Dominguez believes that consumer life drives consumer — and member — expectations in everything else. “The consumer world has trained a generation that there is no cost of entry,” Dominguez said. “How does that affect how your members and prospects think? It becomes, ‘I’ll pay for value, but I’m not going to pay to participate.’ This is a generational, behavioral shift.”
It’s that idea of understanding the consumer mindset and emphasis on paying for value, not for participation, that will change the way associations structure memberships.
In the example of Patreon, members may pay more for a higher-tier membership, providing them access to more content by different creators. At MIA, members with the free basic membership may upgrade to a paid membership to have access to more lucrative perks. In both instances, the organizations are giving members a chance to participate, engage, and experience what they have to offer before requiring a more significant investment; they’re demonstrating their value early on in the relationship and building on that value over time.
A Critical Look at Value
A recent study by Wiley on scientific membership societies found that the number of members belonging to more than one society or association in the same field has increased consistently for the past two years. This interesting trend challenges the notion that members are loyal to one association; in fact, members join multiple associations for different reasons. Differentiation and a focus on what an association is and is not for its members is vital to earning those membership dollars.
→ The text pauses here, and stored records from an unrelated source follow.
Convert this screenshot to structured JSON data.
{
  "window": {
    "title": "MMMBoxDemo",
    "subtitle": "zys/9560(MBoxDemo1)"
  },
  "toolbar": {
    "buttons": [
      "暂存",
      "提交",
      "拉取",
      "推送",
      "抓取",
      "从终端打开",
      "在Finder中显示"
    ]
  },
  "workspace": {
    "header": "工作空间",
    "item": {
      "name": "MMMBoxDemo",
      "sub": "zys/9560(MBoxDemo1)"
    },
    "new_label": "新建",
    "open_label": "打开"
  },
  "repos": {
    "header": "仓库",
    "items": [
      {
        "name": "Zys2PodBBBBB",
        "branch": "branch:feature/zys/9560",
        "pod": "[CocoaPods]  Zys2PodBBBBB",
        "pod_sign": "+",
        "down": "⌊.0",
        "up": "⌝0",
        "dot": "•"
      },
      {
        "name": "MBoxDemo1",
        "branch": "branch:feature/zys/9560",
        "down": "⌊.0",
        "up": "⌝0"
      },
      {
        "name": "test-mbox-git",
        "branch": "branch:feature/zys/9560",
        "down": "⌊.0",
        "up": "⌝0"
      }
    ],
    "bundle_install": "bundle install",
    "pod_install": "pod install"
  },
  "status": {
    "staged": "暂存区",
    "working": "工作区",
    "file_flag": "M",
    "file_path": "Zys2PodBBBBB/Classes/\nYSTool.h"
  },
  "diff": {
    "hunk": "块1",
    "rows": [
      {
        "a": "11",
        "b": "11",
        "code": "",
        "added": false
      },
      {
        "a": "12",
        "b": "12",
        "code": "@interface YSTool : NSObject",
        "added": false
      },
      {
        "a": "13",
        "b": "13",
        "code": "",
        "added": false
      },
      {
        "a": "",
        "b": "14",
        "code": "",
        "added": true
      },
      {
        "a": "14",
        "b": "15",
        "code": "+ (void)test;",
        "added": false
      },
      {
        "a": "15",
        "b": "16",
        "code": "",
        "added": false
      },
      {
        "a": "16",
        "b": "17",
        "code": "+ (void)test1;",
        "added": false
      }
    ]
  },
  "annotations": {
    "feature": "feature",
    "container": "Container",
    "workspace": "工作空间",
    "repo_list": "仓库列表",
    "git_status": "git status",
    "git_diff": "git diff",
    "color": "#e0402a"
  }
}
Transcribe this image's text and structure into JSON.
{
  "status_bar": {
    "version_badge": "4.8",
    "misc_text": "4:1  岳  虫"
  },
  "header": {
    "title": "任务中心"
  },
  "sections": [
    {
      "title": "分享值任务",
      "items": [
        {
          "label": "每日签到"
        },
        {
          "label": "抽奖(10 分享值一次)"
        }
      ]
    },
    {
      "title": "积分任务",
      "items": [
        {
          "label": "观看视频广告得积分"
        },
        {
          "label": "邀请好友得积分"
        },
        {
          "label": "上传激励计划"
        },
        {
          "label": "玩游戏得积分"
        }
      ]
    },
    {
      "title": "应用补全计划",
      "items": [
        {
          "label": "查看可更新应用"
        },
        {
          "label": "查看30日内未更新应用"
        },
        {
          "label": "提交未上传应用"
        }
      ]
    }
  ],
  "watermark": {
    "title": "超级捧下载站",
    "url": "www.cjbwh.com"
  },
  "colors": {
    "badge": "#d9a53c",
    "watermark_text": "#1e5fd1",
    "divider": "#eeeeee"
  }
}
That differentiation starts with a clear value proposition and being able to demonstrate exactly what value members get in exchange for their membership dues. “The perception of membership value has changed,” Apelbaum said. “Value propositions are often a long list of benefits, and it’s up to the individual to find what’s right for them.”
Rather than the long, one-size-fits-all list of member benefits, associations need to revamp their member acquisition process to address the unique needs of different membership segments. “Different segments do not have the same needs, problems, or perspectives,” said Apelbaum. “Solutions and experiences need to be tailored to those challenges.” Creating more customized content and experiences for different audience segments increases engagement in everything from event registrations to volunteering and member retention.
Customized content may come in the form of a dedicated email workflow for new members, walking them through the benefits most relevant to their audience segment, or as educational content that highlights action items tailored to their career level.
As an increasing number of members join multiple associations in the same field, customized content helps further define the value of membership — especially as membership models change to welcome new facets of membership.
Changing needs and member behaviors present an opportunity for associations to engage differently by engaging non-paying members, lowering the cost of entry for new members, and customizing content and communication to establish relationships and drive value in belonging. However, the choices are endless for creative leaders ready to make a significant change.